For the younger three though, we have ways that we all connect with them. I coached my step-daughter’s roller derby team last year, and this season my youngest has joined us. So once a week, the girls and I strap on roller skates and spend an hour skating, learning, and having fun. Lindsay enjoys reading, so she is the designated reader. Every night before bed, the three littles snuggle up in our king-sized bed (and I sneak in there sometimes too) and listen to Lindsay read. I know most parents read, but you should see the books Lindsay reads to the children. She reads books that they may not be able to read on their own, like “A Wrinkle in Time,” or currently, “The Golden Compass.” The books take a long time to read, and keep the children invested. They love their time reading with Lindsay. She also loves hiking, so will often arrange a nature walk or a mountain climb for the children and myself. This summer we climbed to the top of Prairie Mountain. The kids were so proud to reach their first summit.

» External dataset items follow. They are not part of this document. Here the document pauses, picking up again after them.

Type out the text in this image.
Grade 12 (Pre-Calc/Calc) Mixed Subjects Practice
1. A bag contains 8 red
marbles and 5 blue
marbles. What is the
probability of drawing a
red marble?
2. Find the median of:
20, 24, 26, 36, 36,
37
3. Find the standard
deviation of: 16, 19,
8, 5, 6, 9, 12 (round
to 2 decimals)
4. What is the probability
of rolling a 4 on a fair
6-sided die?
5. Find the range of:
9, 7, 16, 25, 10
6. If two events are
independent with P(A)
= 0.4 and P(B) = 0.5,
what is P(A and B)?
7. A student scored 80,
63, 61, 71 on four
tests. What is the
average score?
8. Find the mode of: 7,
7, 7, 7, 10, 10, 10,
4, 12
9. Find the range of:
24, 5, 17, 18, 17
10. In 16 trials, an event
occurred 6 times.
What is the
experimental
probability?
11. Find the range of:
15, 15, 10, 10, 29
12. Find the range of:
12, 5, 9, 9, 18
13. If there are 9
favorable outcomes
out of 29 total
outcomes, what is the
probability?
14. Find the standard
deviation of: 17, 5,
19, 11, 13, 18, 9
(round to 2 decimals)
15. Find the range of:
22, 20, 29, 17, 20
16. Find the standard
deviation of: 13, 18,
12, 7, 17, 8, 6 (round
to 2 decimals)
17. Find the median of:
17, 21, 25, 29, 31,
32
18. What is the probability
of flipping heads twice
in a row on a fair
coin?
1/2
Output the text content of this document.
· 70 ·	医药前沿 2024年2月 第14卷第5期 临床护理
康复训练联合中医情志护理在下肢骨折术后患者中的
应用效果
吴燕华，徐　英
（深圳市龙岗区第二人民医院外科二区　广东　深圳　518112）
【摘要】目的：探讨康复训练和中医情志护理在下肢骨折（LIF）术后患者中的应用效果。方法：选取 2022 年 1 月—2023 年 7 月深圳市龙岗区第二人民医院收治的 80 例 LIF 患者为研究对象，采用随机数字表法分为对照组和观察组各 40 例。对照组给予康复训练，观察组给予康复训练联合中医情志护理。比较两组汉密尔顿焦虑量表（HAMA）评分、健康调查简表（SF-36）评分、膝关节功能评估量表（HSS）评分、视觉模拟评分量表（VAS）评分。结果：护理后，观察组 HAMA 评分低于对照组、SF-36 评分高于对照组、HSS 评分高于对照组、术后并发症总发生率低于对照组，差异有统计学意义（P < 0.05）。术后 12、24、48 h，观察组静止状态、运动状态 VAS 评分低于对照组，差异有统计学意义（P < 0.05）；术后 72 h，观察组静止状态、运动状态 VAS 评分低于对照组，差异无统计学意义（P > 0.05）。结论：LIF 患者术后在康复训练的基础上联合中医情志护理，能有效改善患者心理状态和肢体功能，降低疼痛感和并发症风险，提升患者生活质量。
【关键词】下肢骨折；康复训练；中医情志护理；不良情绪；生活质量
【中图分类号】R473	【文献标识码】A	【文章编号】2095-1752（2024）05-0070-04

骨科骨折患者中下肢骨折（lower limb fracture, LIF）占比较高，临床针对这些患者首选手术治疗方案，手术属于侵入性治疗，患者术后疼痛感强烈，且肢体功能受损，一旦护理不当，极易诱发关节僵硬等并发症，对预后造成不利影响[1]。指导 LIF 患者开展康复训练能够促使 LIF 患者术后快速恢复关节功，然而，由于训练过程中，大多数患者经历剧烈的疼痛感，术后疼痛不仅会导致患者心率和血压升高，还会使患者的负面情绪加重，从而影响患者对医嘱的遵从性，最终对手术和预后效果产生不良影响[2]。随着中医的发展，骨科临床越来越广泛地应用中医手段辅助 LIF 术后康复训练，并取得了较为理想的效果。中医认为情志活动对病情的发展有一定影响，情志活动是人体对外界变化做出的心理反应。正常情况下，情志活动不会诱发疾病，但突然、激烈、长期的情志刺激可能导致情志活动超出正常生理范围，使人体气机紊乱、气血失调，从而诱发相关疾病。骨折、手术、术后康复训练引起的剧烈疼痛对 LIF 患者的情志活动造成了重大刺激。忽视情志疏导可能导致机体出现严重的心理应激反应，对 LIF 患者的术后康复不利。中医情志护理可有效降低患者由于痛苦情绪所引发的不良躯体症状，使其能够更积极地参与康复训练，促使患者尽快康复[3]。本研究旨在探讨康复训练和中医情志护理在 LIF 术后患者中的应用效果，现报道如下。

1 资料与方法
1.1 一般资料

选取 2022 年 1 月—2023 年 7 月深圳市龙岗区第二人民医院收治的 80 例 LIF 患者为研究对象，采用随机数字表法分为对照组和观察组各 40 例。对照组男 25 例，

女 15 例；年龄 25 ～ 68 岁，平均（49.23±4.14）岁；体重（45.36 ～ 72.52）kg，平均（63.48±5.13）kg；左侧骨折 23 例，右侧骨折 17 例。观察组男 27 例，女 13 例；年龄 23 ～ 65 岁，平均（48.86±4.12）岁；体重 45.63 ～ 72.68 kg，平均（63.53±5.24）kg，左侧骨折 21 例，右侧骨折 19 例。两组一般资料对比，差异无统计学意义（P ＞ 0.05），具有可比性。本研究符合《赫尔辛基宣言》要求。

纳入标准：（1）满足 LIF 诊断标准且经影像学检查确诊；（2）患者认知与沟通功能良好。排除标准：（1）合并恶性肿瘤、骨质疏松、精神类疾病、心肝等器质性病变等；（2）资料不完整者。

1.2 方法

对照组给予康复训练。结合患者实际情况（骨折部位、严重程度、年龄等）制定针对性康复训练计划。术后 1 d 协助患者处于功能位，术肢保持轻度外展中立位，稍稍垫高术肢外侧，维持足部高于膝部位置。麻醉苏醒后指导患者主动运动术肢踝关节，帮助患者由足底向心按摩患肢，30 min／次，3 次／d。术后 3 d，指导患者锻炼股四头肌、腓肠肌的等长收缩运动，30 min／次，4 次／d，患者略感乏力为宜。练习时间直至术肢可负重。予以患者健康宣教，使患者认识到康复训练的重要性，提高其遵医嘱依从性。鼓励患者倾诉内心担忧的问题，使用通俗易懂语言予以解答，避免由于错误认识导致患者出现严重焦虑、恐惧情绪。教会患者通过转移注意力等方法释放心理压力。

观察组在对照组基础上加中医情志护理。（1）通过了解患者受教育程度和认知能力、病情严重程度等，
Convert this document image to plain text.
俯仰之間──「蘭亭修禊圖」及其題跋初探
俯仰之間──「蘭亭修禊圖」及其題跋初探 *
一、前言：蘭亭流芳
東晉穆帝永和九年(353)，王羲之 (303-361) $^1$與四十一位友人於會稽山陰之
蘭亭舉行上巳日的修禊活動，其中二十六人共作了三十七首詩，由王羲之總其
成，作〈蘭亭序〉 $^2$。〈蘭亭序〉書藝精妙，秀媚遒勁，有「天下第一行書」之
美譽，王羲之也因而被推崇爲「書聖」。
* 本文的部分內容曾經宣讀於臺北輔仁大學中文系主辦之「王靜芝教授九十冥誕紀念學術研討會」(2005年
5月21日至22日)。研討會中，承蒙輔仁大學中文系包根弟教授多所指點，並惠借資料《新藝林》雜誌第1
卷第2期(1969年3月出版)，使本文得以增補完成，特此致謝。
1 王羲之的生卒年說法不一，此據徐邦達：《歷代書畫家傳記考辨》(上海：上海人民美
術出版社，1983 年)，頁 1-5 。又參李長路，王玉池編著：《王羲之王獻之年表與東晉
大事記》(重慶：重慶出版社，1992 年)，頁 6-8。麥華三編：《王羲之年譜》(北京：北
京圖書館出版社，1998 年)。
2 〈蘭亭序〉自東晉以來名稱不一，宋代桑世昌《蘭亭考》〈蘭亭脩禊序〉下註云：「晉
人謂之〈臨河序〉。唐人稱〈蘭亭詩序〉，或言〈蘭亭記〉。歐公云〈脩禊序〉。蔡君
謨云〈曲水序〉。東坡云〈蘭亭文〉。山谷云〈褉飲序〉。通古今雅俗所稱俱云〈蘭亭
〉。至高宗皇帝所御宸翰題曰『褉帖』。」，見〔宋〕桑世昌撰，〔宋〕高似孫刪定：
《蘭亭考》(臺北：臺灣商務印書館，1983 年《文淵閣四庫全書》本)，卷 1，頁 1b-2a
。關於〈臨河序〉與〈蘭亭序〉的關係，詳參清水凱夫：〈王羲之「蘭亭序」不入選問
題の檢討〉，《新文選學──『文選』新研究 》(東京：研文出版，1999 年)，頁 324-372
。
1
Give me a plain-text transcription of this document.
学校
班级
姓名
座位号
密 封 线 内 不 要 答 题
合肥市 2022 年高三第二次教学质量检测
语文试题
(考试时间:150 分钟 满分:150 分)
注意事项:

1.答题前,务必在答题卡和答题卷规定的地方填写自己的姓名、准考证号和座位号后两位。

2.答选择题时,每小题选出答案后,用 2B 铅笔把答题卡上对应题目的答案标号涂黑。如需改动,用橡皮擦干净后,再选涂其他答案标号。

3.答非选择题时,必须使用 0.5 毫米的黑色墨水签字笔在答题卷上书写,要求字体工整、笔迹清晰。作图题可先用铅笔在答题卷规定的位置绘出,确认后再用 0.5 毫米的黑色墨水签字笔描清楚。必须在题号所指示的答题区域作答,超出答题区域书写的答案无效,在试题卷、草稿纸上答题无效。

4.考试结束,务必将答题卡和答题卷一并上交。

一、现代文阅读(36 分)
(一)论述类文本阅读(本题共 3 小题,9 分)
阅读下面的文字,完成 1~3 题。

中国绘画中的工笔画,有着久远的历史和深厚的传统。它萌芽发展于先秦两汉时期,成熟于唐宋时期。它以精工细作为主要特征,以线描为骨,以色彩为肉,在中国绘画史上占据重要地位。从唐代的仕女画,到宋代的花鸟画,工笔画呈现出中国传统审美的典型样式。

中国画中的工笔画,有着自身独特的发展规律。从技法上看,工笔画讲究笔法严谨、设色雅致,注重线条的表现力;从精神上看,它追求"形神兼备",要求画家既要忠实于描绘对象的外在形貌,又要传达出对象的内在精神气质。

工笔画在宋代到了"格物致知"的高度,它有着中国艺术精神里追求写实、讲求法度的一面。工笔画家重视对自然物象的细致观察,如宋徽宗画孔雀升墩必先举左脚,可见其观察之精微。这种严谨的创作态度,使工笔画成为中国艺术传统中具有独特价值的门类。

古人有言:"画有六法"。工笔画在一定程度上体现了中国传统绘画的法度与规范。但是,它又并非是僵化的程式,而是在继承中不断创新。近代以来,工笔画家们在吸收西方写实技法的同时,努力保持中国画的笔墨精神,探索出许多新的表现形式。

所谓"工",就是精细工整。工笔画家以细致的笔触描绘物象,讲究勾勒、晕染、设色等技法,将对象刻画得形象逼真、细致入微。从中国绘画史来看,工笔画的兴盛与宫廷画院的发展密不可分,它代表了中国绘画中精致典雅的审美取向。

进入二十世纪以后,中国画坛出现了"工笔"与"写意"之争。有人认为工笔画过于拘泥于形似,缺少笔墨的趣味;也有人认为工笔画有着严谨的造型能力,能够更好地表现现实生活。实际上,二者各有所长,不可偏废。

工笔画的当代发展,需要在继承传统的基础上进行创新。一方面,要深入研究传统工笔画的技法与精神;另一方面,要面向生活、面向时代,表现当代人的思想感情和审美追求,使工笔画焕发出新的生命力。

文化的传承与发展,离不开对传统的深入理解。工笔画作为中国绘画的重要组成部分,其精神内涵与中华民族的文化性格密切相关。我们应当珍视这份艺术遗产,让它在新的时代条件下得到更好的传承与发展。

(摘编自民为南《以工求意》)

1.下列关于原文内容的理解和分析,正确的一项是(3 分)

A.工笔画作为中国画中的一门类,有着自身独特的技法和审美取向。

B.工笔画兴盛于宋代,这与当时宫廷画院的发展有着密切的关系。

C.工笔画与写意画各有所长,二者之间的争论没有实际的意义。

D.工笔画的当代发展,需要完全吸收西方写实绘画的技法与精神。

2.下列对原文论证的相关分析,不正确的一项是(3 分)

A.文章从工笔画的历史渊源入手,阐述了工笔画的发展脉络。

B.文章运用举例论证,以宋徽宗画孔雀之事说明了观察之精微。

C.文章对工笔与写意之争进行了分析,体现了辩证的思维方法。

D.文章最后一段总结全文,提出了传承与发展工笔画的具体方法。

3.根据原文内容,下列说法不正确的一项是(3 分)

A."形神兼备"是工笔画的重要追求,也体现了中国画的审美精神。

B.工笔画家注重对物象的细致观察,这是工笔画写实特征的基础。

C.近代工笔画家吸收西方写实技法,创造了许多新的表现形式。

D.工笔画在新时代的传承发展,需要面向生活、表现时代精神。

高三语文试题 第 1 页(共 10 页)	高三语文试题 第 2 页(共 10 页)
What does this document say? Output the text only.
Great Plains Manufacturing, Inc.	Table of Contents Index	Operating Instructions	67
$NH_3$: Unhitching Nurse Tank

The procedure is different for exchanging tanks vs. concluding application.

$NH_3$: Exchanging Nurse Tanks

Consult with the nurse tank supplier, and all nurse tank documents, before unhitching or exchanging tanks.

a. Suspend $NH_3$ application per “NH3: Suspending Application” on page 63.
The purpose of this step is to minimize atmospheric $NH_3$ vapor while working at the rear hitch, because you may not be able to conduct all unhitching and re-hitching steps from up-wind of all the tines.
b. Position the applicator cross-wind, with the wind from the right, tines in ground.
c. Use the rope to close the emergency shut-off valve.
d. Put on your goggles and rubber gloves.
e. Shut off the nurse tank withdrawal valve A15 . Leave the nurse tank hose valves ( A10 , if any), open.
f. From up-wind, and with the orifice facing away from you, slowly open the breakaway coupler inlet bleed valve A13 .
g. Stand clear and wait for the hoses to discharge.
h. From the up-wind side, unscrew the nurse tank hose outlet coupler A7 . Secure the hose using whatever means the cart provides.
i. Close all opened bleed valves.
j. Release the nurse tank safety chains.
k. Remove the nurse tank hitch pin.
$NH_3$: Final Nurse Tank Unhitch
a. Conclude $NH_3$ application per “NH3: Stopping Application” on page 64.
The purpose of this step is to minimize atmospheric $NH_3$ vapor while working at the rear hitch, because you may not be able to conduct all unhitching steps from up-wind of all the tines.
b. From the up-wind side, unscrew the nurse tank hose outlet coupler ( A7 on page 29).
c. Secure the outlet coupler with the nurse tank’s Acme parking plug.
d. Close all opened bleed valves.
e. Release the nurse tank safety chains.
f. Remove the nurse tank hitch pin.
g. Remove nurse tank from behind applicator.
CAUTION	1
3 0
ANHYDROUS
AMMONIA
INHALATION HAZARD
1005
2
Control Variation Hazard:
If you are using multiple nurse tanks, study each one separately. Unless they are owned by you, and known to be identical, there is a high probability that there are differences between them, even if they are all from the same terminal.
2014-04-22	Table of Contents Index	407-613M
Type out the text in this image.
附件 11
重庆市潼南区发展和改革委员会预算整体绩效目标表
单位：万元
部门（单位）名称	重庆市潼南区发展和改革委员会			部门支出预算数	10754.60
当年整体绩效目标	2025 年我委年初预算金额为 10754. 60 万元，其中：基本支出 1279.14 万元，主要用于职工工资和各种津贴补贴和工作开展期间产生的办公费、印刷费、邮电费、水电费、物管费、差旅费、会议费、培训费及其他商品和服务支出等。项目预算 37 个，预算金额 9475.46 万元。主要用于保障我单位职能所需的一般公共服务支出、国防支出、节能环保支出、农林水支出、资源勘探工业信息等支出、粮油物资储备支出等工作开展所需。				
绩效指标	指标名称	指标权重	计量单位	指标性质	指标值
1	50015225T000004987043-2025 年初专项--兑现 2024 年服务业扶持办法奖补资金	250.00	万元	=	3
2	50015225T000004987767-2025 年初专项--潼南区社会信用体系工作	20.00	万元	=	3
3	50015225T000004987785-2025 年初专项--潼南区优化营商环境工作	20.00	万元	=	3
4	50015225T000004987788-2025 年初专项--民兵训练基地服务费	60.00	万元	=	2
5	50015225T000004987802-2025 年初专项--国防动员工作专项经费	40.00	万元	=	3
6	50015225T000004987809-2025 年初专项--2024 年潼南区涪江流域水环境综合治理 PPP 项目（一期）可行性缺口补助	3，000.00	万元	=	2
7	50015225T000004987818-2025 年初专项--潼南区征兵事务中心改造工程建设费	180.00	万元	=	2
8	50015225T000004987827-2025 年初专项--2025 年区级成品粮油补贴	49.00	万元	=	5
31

Justan enjoys Lego, boardgames, and gaming in general, so that is his role with the children. He gets to be the really fun one. When the kids get complicated Lego kits gifted to them, Justan is the one who will spend hours (and I mean hours) with the children helping them put it all together. He is also the one who will teach them to play a new board game, or help them with any of their gaming needs. They love Pokemon and Minecraft, and I think they like having an adult on their side with that stuff. Justan is also very fun in general, and can be quite silly. All the children (even the teenagers) can appreciate that side of Justan, and they are typically grinning ear to ear when he is engaged.
It’s not easy. It takes so much more work than you might ever imagine to make a blended family run smoothly, particularly when adding the extra dynamic of polyamory. There will be problems, just like any family, but there will also be great successes. I know that I am teaching my children to be accepting, non-judgmental, loving and expressive, among other things. They will not, and do not, live in a bubble accepting whatever media decides to throw their way. They think critically, and ask questions instead of making assumptions, and that will help them later on in life.
I believe that it’s important to remember that it’s a long game. The successes may not show up until later, when the children are at an age that they can recognize them. But they will show up, I’m holding out for that.